1924 painting by Marsden Hartley

Cemetery, New Mexico is an early 20th century painting by American artist Marsden Hartley. Done in oil on canvas, the painting depicts a cemetery in Taos Pueblo, New Mexico. The work is in the collection of the Metropolitan Museum of Art.

==Description==
===History===
In 1918–1919, Marsden Hartley and a group of artists visited the American Southwest. One destination on this trip was the state of New Mexico, specifically the town of Taos, the nearby Taos Pueblo Reservation (which housed a resident group of artists known as the Taos art colony) and Santa Fe. Hartley and his fellow travelers lived in the art colony for 18 months. During this period of habitation, Hartley made a mental note of the area's topography, sky, and a small cemetery nearby. However, he was unable to render the scene into a painting at the time.

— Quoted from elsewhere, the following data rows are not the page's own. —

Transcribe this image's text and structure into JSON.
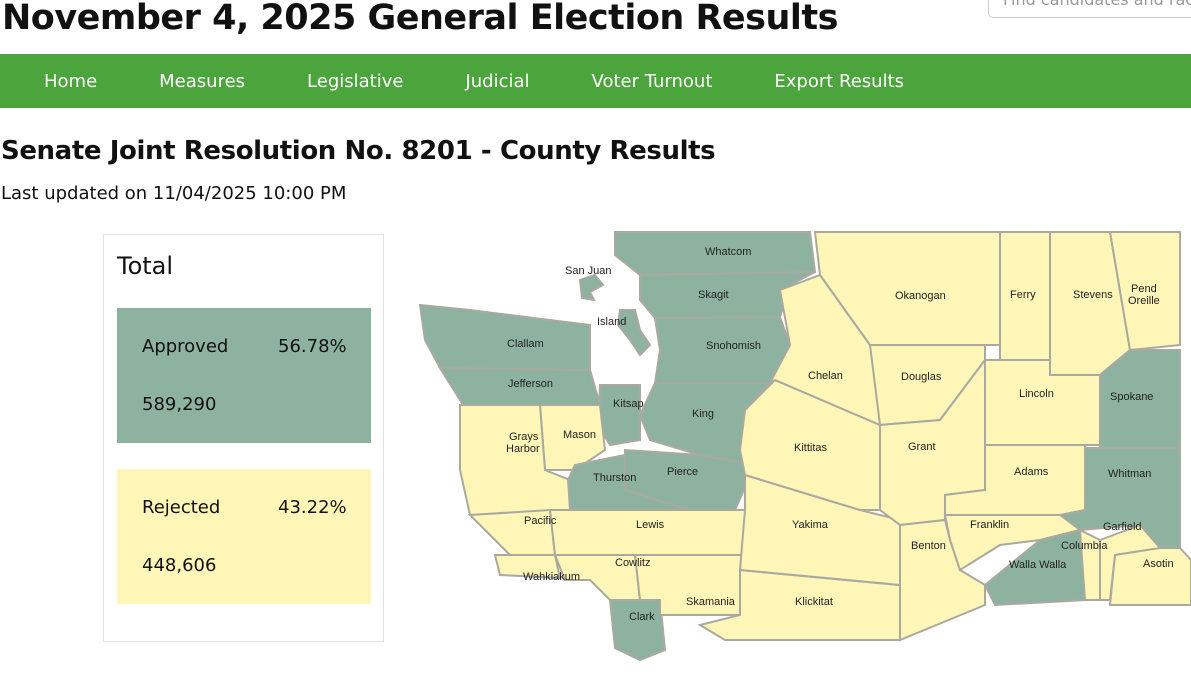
{
  "header": {
    "title": "November 4, 2025 General Election Results",
    "search_placeholder": "Find candidates and races"
  },
  "nav": [
    "Home",
    "Measures",
    "Legislative",
    "Judicial",
    "Voter Turnout",
    "Export Results"
  ],
  "page": {
    "subtitle": "Senate Joint Resolution No. 8201 - County Results",
    "last_updated": "Last updated on 11/04/2025 10:00 PM"
  },
  "total": {
    "heading": "Total",
    "approved": {
      "label": "Approved",
      "percent": "56.78%",
      "votes": "589,290"
    },
    "rejected": {
      "label": "Rejected",
      "percent": "43.22%",
      "votes": "448,606"
    }
  },
  "colors": {
    "approved": "#8db3a0",
    "rejected": "#fff6b8",
    "nav": "#4ca53c"
  },
  "counties": [
    {
      "name": "Whatcom",
      "result": "approved"
    },
    {
      "name": "San Juan",
      "result": "approved"
    },
    {
      "name": "Skagit",
      "result": "approved"
    },
    {
      "name": "Island",
      "result": "approved"
    },
    {
      "name": "Snohomish",
      "result": "approved"
    },
    {
      "name": "Clallam",
      "result": "approved"
    },
    {
      "name": "Jefferson",
      "result": "approved"
    },
    {
      "name": "Kitsap",
      "result": "approved"
    },
    {
      "name": "King",
      "result": "approved"
    },
    {
      "name": "Mason",
      "result": "rejected"
    },
    {
      "name": "Grays Harbor",
      "result": "rejected"
    },
    {
      "name": "Thurston",
      "result": "approved"
    },
    {
      "name": "Pierce",
      "result": "approved"
    },
    {
      "name": "Pacific",
      "result": "rejected"
    },
    {
      "name": "Lewis",
      "result": "rejected"
    },
    {
      "name": "Wahkiakum",
      "result": "rejected"
    },
    {
      "name": "Cowlitz",
      "result": "rejected"
    },
    {
      "name": "Clark",
      "result": "approved"
    },
    {
      "name": "Skamania",
      "result": "rejected"
    },
    {
      "name": "Klickitat",
      "result": "rejected"
    },
    {
      "name": "Yakima",
      "result": "rejected"
    },
    {
      "name": "Kittitas",
      "result": "rejected"
    },
    {
      "name": "Chelan",
      "result": "rejected"
    },
    {
      "name": "Okanogan",
      "result": "rejected"
    },
    {
      "name": "Douglas",
      "result": "rejected"
    },
    {
      "name": "Grant",
      "result": "rejected"
    },
    {
      "name": "Benton",
      "result": "rejected"
    },
    {
      "name": "Ferry",
      "result": "rejected"
    },
    {
      "name": "Stevens",
      "result": "rejected"
    },
    {
      "name": "Pend Oreille",
      "result": "rejected"
    },
    {
      "name": "Lincoln",
      "result": "rejected"
    },
    {
      "name": "Spokane",
      "result": "approved"
    },
    {
      "name": "Adams",
      "result": "rejected"
    },
    {
      "name": "Whitman",
      "result": "approved"
    },
    {
      "name": "Franklin",
      "result": "rejected"
    },
    {
      "name": "Walla Walla",
      "result": "approved"
    },
    {
      "name": "Columbia",
      "result": "rejected"
    },
    {
      "name": "Garfield",
      "result": "rejected"
    },
    {
      "name": "Asotin",
      "result": "rejected"
    }
  ]
}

While visiting Europe (in a trip from 1923 to 1924), Hartley began painting a series of works he called "recollections". The works Hartley produced in this series were painted from memory, with one such work being Cemetery, New Mexico, a Modernist painting depicting a small cemetery in Taos Pueblo. As noted in the Met's profile of Cemetery, Hartley painted from memory to emulate American artist Albert Pinkham Ryder, who the former admired.

===Painting===
Cemetery itself depicts a cemetery set before a mountain in Taos Pueblo, New Mexico. As noted in the Met's profile of Cemetery, the work exhibits signs of being painted in an exaggerated, abstract, lazy-like way, likely a result of being painted from Hartley's memory.